Two words to measure your value
The year is 1910.
At 808 Brady Street in Davenport, Iowa, we join two of the most brilliant minds of the 20th Century conversing over dinner.
“Tell me, B.J.” says Elbert, “What are the two most valuable words in the English language?”
“I haven’t given it much thought,” B.J. responds. “What are yours?”
Elbert leans forward and confides, “Survival value.”
B.J. ponders the words for a moment. “To be frank, Elbert, I don’t see much in them.”
“Give them time, B.J. They will grow on you.”
“Do explain, Elbert. I’m all ears.”
Elbert thoughtfully takes a sip of wine, then pushes his chair back from the table. Eyes gleaming, he speaks earnestly and deliberately, in the manner of a man revealing thoughts he has been pondering for years:
“That which lives after the action itself is complete, is survival value. Actions have survival value according to the degree of good that grows out of them.
“For instance, the man who planted the tree had the joy of doing; the tree adds to the value of his real estate; but the tree will exist long after the man has turned to dust.
“All worthy deeds, all honest work, all sincere expressions of truth–whether by pen or voice–have a survival value.
“Civilization is a great, moving mass of survival values, augmented, increased, bettered, refined, by every worthy life. Man dies, but his influence lives and adds to the wealth, the happiness and the welfare of the world.
“Hate, revenge, jealousy, doubt, negation, have no survival value. Courtesy, kindness, goodwill, right intent, all add to the sum of human happiness. Not only do they benefit the individual who gives them out, but they survive in various forms and add to the well-being of the world.
“All acts, whether work or play, should be judged with the idea of survival value in mind.
“Health and happiness are the results of a multiplicity of thoughts and actions possessing survival value.
“Hell might be defined as the sum total of acts which possess no survival value.”
The words were spoken by Elbert Hubbard, writer, publisher, artist, philosopher, and the author of “A Message to Garcia,” which sold more than 40 million copies in his lifetime, outselling every other publication except the Bible and the dictionary.

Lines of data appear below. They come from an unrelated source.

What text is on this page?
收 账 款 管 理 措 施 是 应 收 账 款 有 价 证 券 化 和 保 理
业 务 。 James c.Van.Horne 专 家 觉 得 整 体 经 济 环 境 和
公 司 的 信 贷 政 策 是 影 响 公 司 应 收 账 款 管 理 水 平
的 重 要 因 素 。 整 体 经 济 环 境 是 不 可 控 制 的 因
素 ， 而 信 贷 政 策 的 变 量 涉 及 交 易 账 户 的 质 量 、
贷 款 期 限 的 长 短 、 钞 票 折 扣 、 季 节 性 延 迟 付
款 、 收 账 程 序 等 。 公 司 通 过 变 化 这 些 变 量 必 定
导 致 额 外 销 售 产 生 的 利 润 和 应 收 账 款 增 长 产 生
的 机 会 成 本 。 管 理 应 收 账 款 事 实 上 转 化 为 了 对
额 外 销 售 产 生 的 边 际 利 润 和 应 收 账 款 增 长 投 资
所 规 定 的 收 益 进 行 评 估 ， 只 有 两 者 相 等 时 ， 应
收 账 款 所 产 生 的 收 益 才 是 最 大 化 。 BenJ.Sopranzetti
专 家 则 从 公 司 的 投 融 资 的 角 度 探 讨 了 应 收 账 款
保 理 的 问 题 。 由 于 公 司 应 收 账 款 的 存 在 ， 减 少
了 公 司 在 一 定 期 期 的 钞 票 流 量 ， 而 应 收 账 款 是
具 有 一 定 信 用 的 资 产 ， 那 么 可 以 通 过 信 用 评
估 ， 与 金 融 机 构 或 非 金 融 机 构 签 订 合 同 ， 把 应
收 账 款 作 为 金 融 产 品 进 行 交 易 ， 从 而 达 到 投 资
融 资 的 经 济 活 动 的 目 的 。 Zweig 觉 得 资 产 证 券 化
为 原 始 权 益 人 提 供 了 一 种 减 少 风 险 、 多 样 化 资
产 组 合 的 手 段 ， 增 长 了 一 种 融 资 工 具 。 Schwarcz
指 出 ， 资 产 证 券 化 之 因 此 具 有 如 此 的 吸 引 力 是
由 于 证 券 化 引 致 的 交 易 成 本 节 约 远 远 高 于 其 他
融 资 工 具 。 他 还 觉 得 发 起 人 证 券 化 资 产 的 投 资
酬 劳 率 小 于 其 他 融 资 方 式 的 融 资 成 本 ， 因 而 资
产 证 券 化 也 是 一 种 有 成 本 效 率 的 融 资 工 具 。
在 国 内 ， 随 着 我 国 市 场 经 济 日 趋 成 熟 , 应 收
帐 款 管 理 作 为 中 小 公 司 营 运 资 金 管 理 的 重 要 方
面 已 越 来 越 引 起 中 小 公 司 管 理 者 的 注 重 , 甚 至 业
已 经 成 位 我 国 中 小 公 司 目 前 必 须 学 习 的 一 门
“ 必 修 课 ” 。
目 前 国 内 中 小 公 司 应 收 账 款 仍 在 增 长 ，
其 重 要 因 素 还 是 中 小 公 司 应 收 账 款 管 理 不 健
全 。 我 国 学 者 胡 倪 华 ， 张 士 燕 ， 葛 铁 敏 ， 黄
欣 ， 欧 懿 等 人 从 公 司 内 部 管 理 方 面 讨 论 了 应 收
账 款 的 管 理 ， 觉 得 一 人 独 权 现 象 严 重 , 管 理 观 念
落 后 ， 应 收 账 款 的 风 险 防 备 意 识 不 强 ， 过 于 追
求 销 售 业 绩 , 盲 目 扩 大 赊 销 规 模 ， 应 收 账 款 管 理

He explains in his book Evolution or Revolution:
“What a person makes of his time–thinking, saying, and doing–are accumulative, day after day, year after year; and as they accumulate they are either constructive for welfare of man, or destructive, injuring with whom he commingled.
“Elbert Hubbard’s life had an Accumulative Constructive Survival Value. Hitler’s life was that of Accumulative Destructive Survival Value.”
How about our lives? What is our survival value? Is it accumulatively constructive or destructive? Or does it hover somewhere in the middle because we’re too afraid or apathetic to take a stand either way?
If we’re not striving for excellence, we’re slipping into mediocrity. As Elbert Hubbard declared,
“The man who has nothing to offer the world that the world needs, should telephone the undertaker, for he is a dead one, whether he knows it or not.”
The greater value we create for others, the wider our influence spreads and the longer it lasts.
Elbert Hubbard died in 1915. But his influence is still felt today because of his survival value.
What will people write about you a hundred years after you die?